I was spending some time with a good college friend of mine. We were screwing around, debating where to head that night after one of those unexpected, nearly unwelcome humid spring afternoons. I picked up a copy of a large book from the apartment table. World War II for Kids. My friend, an elementary-schoolteacher-in-training, had picked up the book for an assignment that dealt with how to teach the war to young students.
I playfully launched in to a mock exam, using the small images of each of the war’s principals from the front cover. “Okay, who’s this?” I demanded, pointing to the visage of Winston Churchill.
From my friend, silence. And a blank stare. ”Uh, alright,” I hesitated unevenly, “how about him?” I pointed to Stalin.
“Oh, Franklin Roosevelt, I think,” offered my friend earnestly.
Mental panic was setting in. “And this?” I pointed to Hirohito.
“ . . . Gandhi?”
Our impromptu exam ended with howls of laughter from my chair, and a red face in the other.
You don’t need to be a history fanatic to recognize most of those men. And if you’re, say, an elementary-ed student expected to teach the subject, it’s helpful to know the subject, right? And preferably before you pick up a book on it . . . “for kids.”
But here’s the thing: my friend is smart. An “A” student, attending a respected university.

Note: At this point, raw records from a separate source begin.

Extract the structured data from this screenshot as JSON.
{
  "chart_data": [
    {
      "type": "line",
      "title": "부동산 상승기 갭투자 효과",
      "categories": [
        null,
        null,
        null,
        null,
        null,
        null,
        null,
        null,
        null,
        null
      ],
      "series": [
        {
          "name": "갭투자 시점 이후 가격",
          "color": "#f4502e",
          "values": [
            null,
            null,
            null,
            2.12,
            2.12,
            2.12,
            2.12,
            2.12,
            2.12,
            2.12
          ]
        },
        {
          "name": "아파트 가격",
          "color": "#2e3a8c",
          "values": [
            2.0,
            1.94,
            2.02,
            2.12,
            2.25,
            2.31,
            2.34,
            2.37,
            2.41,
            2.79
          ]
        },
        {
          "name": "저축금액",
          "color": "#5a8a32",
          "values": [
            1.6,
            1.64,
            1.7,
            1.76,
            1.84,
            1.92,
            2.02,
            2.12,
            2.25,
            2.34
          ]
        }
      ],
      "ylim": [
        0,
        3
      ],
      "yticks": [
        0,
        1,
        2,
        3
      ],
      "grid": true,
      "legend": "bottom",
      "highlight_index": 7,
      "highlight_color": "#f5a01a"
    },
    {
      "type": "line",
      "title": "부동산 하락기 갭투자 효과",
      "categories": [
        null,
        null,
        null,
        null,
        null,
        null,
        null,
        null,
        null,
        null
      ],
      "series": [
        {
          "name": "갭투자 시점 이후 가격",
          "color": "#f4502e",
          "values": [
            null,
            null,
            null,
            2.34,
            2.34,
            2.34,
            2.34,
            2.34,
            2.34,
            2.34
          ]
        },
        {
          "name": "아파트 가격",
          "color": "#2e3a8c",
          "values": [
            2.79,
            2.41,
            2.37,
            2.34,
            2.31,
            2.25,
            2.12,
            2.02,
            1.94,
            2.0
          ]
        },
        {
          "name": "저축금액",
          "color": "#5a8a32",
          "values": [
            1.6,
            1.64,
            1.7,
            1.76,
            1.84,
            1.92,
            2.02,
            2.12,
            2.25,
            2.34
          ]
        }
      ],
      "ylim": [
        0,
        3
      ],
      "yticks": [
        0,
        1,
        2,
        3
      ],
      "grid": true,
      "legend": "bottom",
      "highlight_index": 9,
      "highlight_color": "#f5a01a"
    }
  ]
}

For all the talk about lesson planning, creative learning, compassionate engagement, etc., from the education reform crowd, how often is it asked: Do our teachers know their subjects?
If not, it’ll show. The students will immediately recognize it. No amount of lesson planning can succeed in engaging students on a subject when they notice that not even their teacher was curious enough to learn about it.
Lesson planning and presentation are a core focus of the elementary-ed instruction my college friend receives, all while the specific names — and here, literally, the faces — of the subject are neglected.
Rarely has the vituperative slur ”style over substance” been made so real.